Alternative to direct provision is ‘camps, containers’ Varadkar warns
Worry in Dáil about message Oughterard decision sends out after Rooskey, Moville
People gather outside the former Connemara Gateway Hotel after a silent protest march earlier this month. Photograph: Joe O’Shaughnessy.
The alternative to direct provision for asylum seekers is to house them in camps and containers like in France, Germany and other EU states, the Taoiseach has warned.
Leo Varadkar was responding to concerns raised in the Dáil on Tuesday about the withdrawal of a tender in the Co Galway town of Oughterard for a centre in a former hotel.
Mr Varadkar said he shared the concerns of Fianna Fáil TD Fiona O’Loughlin who said the decision to withdraw the tender was particularly worrying, following the arson attacks on other proposed centres in Moville, Co Donegal and Rooskey, Co Roscommon.
The party’s junior spokeswoman on immigration and integration, Ms O’Loughlin said “I am really worried about the message that is going from Ireland now in relation to the last three centres that have been looked at”.
She acknowledged that the direct provision system was far from ideal but now “it is what we have on offer for our asylum seekers and refugees”.
Mr Varadkar said “the sad reality is that the alternative to direct provision is what happens in France and Germany and Greece and Italy, which is camps and containers. And I hope we never get to that point here in Ireland.”

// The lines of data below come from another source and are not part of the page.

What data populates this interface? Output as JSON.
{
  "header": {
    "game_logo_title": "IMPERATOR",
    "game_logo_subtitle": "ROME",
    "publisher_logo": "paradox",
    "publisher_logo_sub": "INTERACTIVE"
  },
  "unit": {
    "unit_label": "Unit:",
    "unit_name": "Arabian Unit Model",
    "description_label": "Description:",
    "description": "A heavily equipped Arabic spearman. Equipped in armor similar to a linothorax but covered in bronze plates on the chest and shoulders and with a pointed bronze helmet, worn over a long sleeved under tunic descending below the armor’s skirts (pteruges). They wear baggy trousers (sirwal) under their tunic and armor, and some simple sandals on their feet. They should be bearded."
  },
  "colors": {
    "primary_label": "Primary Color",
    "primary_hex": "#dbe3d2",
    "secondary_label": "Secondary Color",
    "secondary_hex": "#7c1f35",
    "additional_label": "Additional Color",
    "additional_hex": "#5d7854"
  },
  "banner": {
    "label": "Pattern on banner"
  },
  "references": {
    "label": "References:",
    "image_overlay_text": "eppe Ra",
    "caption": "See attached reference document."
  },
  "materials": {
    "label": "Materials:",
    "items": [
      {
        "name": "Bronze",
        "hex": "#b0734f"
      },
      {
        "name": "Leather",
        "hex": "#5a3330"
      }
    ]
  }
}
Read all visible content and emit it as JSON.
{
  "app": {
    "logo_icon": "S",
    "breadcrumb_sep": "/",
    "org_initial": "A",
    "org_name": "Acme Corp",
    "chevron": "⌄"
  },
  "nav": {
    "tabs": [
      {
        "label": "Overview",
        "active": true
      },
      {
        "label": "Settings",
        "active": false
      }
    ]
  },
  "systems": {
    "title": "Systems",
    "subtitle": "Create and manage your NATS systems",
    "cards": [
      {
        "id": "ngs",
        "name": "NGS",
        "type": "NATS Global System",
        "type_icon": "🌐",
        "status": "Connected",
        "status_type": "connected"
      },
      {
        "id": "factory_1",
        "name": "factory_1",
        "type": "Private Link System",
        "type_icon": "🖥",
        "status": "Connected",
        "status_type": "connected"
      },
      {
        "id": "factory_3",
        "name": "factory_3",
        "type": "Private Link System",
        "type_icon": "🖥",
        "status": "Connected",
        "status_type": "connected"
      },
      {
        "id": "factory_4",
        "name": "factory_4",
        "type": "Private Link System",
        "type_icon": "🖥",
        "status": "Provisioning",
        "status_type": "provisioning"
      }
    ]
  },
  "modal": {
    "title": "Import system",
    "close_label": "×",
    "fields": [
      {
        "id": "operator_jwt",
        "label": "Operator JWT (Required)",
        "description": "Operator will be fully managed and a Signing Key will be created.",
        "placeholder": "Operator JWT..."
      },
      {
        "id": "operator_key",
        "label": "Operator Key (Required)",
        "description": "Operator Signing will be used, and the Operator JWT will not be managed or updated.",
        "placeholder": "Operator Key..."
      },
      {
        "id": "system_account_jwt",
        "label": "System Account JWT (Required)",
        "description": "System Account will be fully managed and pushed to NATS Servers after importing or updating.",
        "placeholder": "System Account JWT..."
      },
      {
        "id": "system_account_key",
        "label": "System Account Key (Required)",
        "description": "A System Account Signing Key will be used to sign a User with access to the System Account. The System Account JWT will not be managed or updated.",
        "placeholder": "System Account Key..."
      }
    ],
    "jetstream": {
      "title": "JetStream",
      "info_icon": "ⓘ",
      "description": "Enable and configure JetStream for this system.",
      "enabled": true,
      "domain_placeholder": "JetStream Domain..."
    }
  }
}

The Taoiseach added that “part of the solution is proper consultation with communities. That is important and has worked in places all over the country.”
But he added that they could not provide every asylum seeker with a house or apartment and no other country could either.
“We also need people to understand better what direct provision really is”, because he believed they had a misunderstanding about it.
“It’s not compulsory and you can leave at any time. You don’t need to sign in and sign out. Many asylum seekers work, find their own accommodation, many stay with friends and relatives.
“It is accommodation... board and food and it’s spending money as well.”
There have been protests for over two weeks in Oughterard over plans to develop an accommodation centre for asylum seekers at the former Connemara Gateway hotel on the outskirts of the town.
On Tuesday it emerged the developer of the hotel had withdrawn his tender for the project and would not be proceeding with the proposed centre.
The decision by Sean Lyons, owner of the Fazyard Limited company, to halt the development has been welcomed in Oughterard but the Department of Justice has expressed disappointment at the move.
The Department of Justice had been in negotiations with Fazyard about a tender to open a centre to house “less than 250 people” in the town.